Operation template Runner ServiceAccount permissions in the target namespace
runCommand.job (default) get/list/watch on pods, pods/log. get on secrets and configmaps named in the parameter set.
pgdump.job The default set plus get on the named PostgreSQL service.
restic.job The default set plus get/list/watch on persistentvolumeclaims and get on the bucket-credentials Secret.

The full RBAC reference is in ../../security/rbac.md; the rationale for runner-separate-from-operator is in ../../security/least-privilege.md. The short version: a runaway Job cannot read CRDs, cannot list cluster-wide Secrets, and cannot escalate into the operator's reconciler.

Status mapping

The operator follows Job.status.conditions[] and Job.status.active/succeeded/failed:

Job state Operation.status.phase Conditions
No Pod yet, active=0 Pending Accepted=True/TemplateValidated, Running=False/Pending.
active>=1 Running Running=True/JobPodActive. outputs.logsRef points at the active Pod for live kubectl logs.
Complete=True Succeeded Running=False, Succeeded=True/JobSucceeded. outputs.succeeded="1".
Failed=True (backoff exhausted) Failed Failed=True/JobFailedBackoffExceeded.

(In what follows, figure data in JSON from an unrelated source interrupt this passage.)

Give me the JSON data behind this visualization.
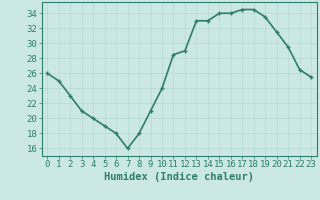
{
  "x": [
    0,
    1,
    2,
    3,
    4,
    5,
    6,
    7,
    8,
    9,
    10,
    11,
    12,
    13,
    14,
    15,
    16,
    17,
    18,
    19,
    20,
    21,
    22,
    23
  ],
  "y": [
    26,
    25,
    23,
    21,
    20,
    19,
    18,
    16,
    18,
    21,
    24,
    28.5,
    29,
    33,
    33,
    34,
    34,
    34.5,
    34.5,
    33.5,
    31.5,
    29.5,
    26.5,
    25.5
  ],
  "line_color": "#2e7d6e",
  "marker": "+",
  "bg_color": "#cce8e4",
  "grid_color": "#b8d8d4",
  "xlabel": "Humidex (Indice chaleur)",
  "xlim": [
    -0.5,
    23.5
  ],
  "ylim": [
    15,
    35.5
  ],
  "yticks": [
    16,
    18,
    20,
    22,
    24,
    26,
    28,
    30,
    32,
    34
  ],
  "xticks": [
    0,
    1,
    2,
    3,
    4,
    5,
    6,
    7,
    8,
    9,
    10,
    11,
    12,
    13,
    14,
    15,
    16,
    17,
    18,
    19,
    20,
    21,
    22,
    23
  ],
  "axis_color": "#2e7d6e",
  "tick_color": "#2e7d6e",
  "label_color": "#2e7d6e",
  "font_size_label": 7.5,
  "font_size_tick": 6.5,
  "line_width": 1.2,
  "markersize": 3.5,
  "markeredgewidth": 1.0
}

The terminating Pod's exit code and last log lines are mirrored into the condition message.
Failed=True with reason DeadlineExceeded Failed Failed=True/JobActiveDeadlineExceeded.
External deletion Failed (cancelled) Cancelled=True/ExternalDeletion if the parent Operation did not request the deletion; otherwise Cancelled=True/CancelledByUser.

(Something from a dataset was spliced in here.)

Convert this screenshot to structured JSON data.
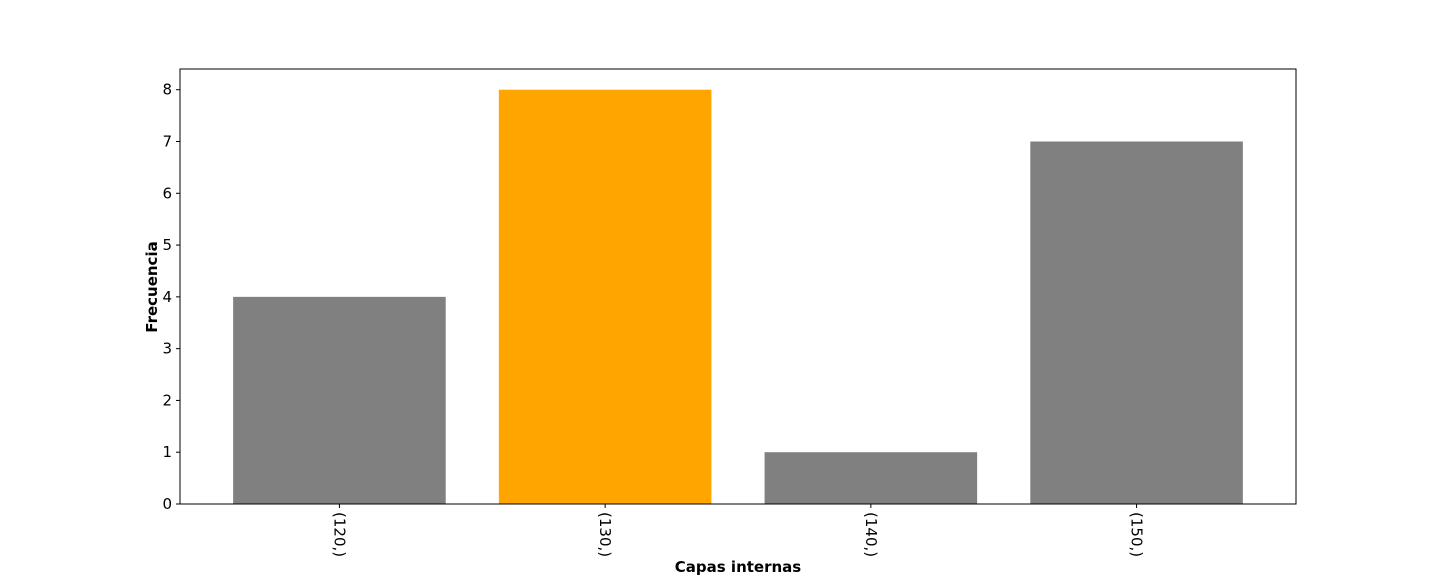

If the Job's Pod is being restarted by restartPolicy: OnFailure, the operator continues to publish Running=True; the rolling failures count only when the Job's backoffLimit is exhausted.

Practical notes

  • The Job engine respects Pod Security Admission ("restricted") in every namespace where vWorkspace operations are allowed. Operations that require a privileged container will be rejected at admission rather than at runtime; that is intentional. If the operation truly needs privilege (extremely rare), it should be modeled as a workflow with its own SCC scoping, not as a generic Job.
  • The Job's ttlSecondsAfterFinished defaults to 24 hours; the Operation records the run independently, so the Pod and Job objects are reclaimed shortly after the operator records the result.
  • The operator's mutating webhook always sets restartPolicy: Never on the Pod template, regardless of the request. The Job controller handles retries via backoffLimit.
  • The Job's Pod writes to stdout/stderr only; no emptyDir volume is mounted for "results" by default. Operations that need to produce an artifact upload it to an external store inside the run, as the worked example does.